Avant tout, les apports de la neuropsychanalyse aux thérapies avec les patients dépendent de la problématique. À titre personnel, je peux faire quelques exemples. Le premier concerne la prise en charge des patients avec une phobie. Je ne me limite plus à traiter l’ensemble des aspects subjectifs liés au symptôme, mais je vais aussi, au fur et à mesure que les aspects inconscients deviennent conscients, revoir ensemble les différentes stratégies qui entretiennent la peur de l’objet phobique. Un autre exemple concerne la dépression. J’explique à mes patients qui souffrent d’une dépression que celle-ci est activée par un fonctionnement cérébral et psychologique. Pour le fonctionnement cérébral, je peux donner des indications plus précises, alors que pour le fonctionnement psychologique, je laisse le patient s’exprimer sur les pensées qui lui amènent une souffrance. Dans ce contexte, je n’oppose plus les médicaments au travail psychanalytique, car les médicaments ont une action sur le fonctionnement cérébral et le travail psychanalytique a une action sur les pensées qui se prêtent aux interprétations psychanalytiques.
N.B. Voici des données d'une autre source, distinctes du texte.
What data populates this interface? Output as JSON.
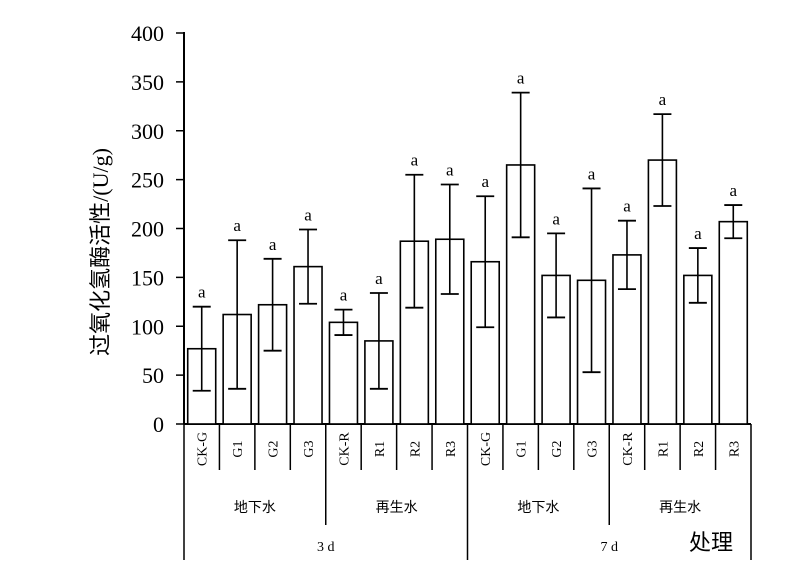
{
  "chart_data": {
    "type": "bar",
    "ylabel": "过氧化氢酶活性/(U/g)",
    "xlabel": "处理",
    "ylim": [
      0,
      400
    ],
    "yticks": [
      0,
      50,
      100,
      150,
      200,
      250,
      300,
      350,
      400
    ],
    "categories": [
      "CK-G",
      "G1",
      "G2",
      "G3",
      "CK-R",
      "R1",
      "R2",
      "R3",
      "CK-G",
      "G1",
      "G2",
      "G3",
      "CK-R",
      "R1",
      "R2",
      "R3"
    ],
    "values": [
      77,
      112,
      122,
      161,
      104,
      85,
      187,
      189,
      166,
      265,
      152,
      147,
      173,
      270,
      152,
      207
    ],
    "errors": [
      43,
      76,
      47,
      38,
      13,
      49,
      68,
      56,
      67,
      74,
      43,
      94,
      35,
      47,
      28,
      17
    ],
    "significance": [
      "a",
      "a",
      "a",
      "a",
      "a",
      "a",
      "a",
      "a",
      "a",
      "a",
      "a",
      "a",
      "a",
      "a",
      "a",
      "a"
    ],
    "groups": [
      "地下水",
      "再生水",
      "地下水",
      "再生水"
    ],
    "periods": [
      "3 d",
      "7 d"
    ],
    "grid": false,
    "legend": "none"
  }
}
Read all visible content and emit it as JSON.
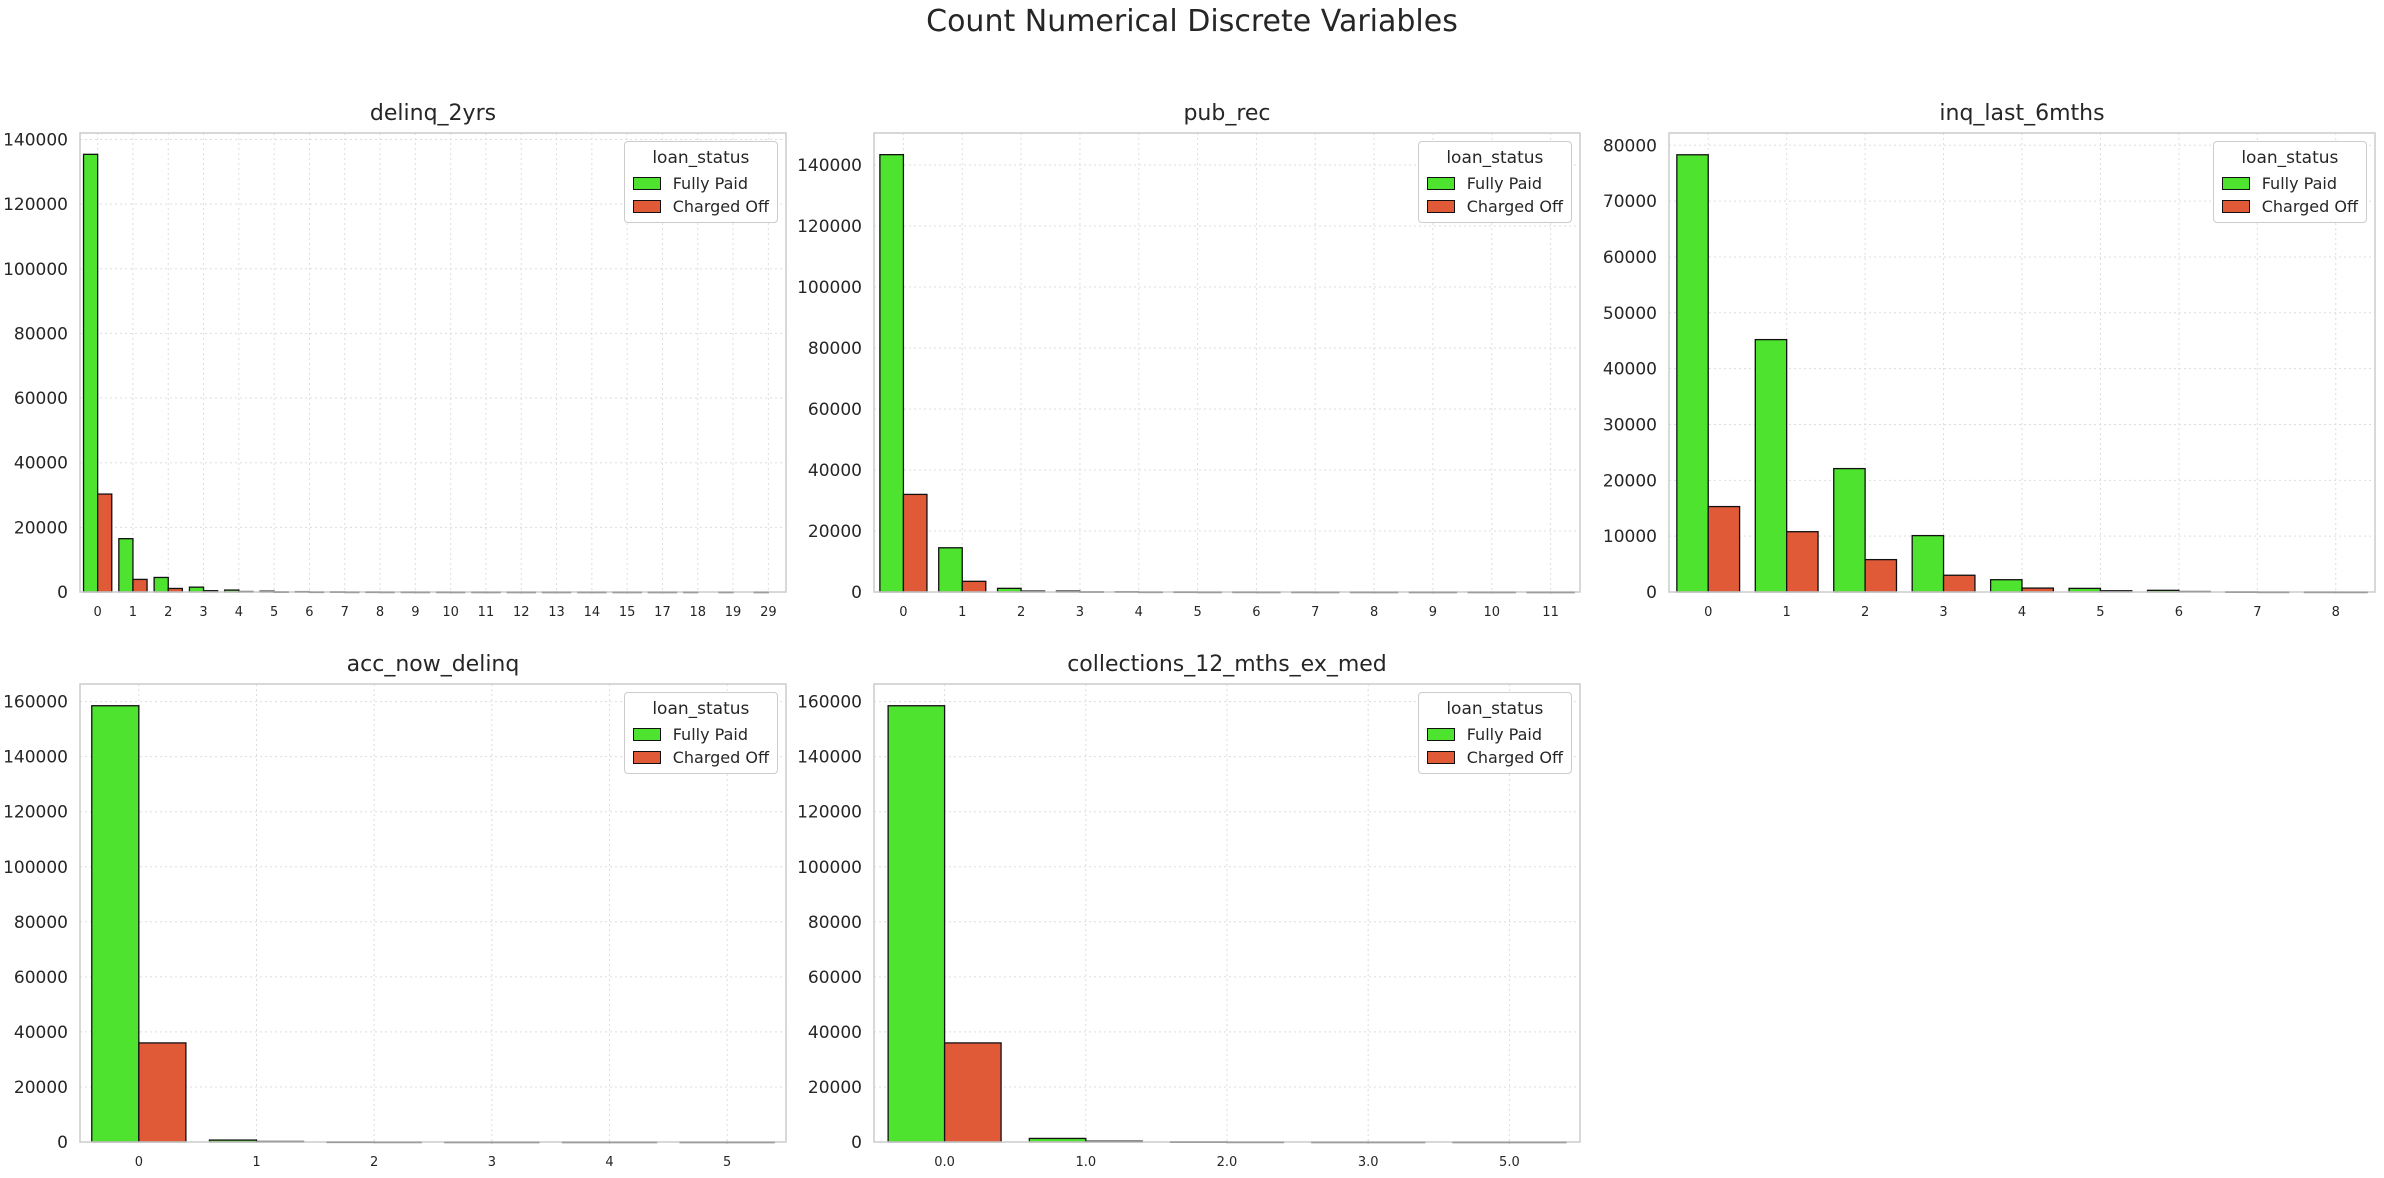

À qui s’adresse votre livre ?
Le dictionnaire s’adresse aux étudiants, professionnels, chercheurs et à ceux qui ont envie de connaître la neuropsychanalyse. Ceux qui ne connaissent pas bien le cerveau ne doivent pas s’inquiéter, car lorsqu’il y a un mot technique qui apparaît dans les explications, il est également repris comme entrée pour recevoir une succincte explication. Les articles sont aussi suivis de renvois à d’autres entrées, ce qui aide à comprendre plus facilement. Finalement, qui connaît ma façon d’écrire sait que je suis un partisan de la compréhension.